LIMOGES - Cet hiver, l'Italien Rinaldo Nocentini, 31 ans, se demandait s'il aurait la chance de participer au moins une fois dans sa vie à un Tour de France. Aujourd'hui, il en porte le maillot jaune, avec de bonnes chances de le conserver encore quelques jours.

"C'est incroyable, au départ de l'étape ce matin, je n'ai pas pensé une seconde que je pourrais prendre le maillot", s'extasiait ce néophyte du Tour vendredi, au soir de sa prise de pouvoir à Arcalis avec six secondes d'avance sur Alberto Contador.

Pourtant, Nocentini a non seulement cueilli la tunique d'or, mais il l'a conservée par-delà deux difficiles étapes pyrénéennes. Grimaçant dans les cols pour mieux sourire le soir à l'arrivée, sur le podium du protocole.

Jaune ou pas jaune, "Rinaldo porte le bonheur sur lui", dit joliment Vincent Lavenu, son manageur chez AG2R, qui décrit un homme "toujours gai, enthousiaste, très bon camarade".

Cette belle nature, sur un vélo, se transforme en honnête grimpeur, et en puncheur capable d'aller gagner une course à l'énergie, comme il l'avait fait souvent en début de carrière, en Italie. Lorsqu'il avait fait naître des espoirs qu'il n'a pas toujours confirmés.
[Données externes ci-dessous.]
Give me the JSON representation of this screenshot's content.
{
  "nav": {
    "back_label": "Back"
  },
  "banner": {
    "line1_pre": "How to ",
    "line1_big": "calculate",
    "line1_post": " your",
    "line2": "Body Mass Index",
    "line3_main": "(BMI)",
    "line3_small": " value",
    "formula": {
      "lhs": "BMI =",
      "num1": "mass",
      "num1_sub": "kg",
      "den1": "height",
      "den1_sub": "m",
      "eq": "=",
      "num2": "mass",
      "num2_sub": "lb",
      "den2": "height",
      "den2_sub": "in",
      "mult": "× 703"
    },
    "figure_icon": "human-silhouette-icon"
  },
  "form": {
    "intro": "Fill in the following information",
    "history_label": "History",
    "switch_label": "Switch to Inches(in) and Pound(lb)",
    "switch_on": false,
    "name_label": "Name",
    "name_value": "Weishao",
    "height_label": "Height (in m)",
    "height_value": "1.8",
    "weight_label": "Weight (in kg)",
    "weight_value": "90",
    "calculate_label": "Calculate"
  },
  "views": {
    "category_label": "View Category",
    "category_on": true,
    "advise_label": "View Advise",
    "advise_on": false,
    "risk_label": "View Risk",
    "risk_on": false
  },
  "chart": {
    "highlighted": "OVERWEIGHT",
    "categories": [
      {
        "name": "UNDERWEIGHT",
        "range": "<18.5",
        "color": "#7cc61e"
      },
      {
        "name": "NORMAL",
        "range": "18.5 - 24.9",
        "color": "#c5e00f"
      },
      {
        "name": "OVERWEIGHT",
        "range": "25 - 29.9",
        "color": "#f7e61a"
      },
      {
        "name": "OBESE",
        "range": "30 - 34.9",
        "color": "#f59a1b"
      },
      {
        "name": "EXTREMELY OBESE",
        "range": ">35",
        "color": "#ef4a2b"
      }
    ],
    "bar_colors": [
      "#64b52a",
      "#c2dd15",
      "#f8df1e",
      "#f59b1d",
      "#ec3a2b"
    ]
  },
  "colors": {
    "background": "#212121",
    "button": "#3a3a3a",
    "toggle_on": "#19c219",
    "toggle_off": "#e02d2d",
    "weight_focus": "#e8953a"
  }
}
Car Nocentini, depuis dix ans, fut surtout un coureur de devoir, un "gregario", comme disent les Italiens. "C'est vrai, j'ai eu une carrière discrète après quelques victoires, parce que je suis passé assez vite dans des équipes italiennes où il y avait de grands leaders. J'ai beaucoup travaillé pour eux et j'ai délaissé un peu mes ambitions personnelles", explique-t-il à ceux qui lui demandent pourquoi il n'a pas explosé au plus haut niveau, malgré des qualités indéniables qui lui ont permis, notamment, de terminer deuxième de Paris-Nice en 2008.

Lavenu, qui l'a recruté début 2007, n'a jamais regretté son choix: "On l'a rapidement adopté, il parle à peu près français et il s'est imposé naturellement chez nous comme un maillon essentiel de l'équipe", dit le manager sportif.

En venant chez AG2R, Nocentini avait un rêve: faire le Tour de France. Il a dû patienter deux ans. "Mes deux premières années chez AG2R, on m'a demandé de faire le Giro et la Vuelta. Moi, j'ai toujours réclamé de faire le Tour, et cette année les directeurs sportifs m'ont dit oui", explique-t-il, radieux.

A l'âge où certains regardent déjà l'horizon de la retraite, Nocentini va-t-il éclore une deuxième fois? "Attention, c'est le genre de coureur qui peut se révéler sur le Tour. Sans jouer les premières places, il peut faire un très bon classement, et ça peut être un déclic", dit de lui Alfredo Martini, ex-sélectionneur de l'équipe d'Italie, qui a vu défiler toutes les générations de champions italiens depuis l'après-guerre.

"Pour l'instant, ce n'est pas un coureur de grand tour", modère Lavenu, qui admet que Nocentini "peut imploser dans la deuxième partie de la course".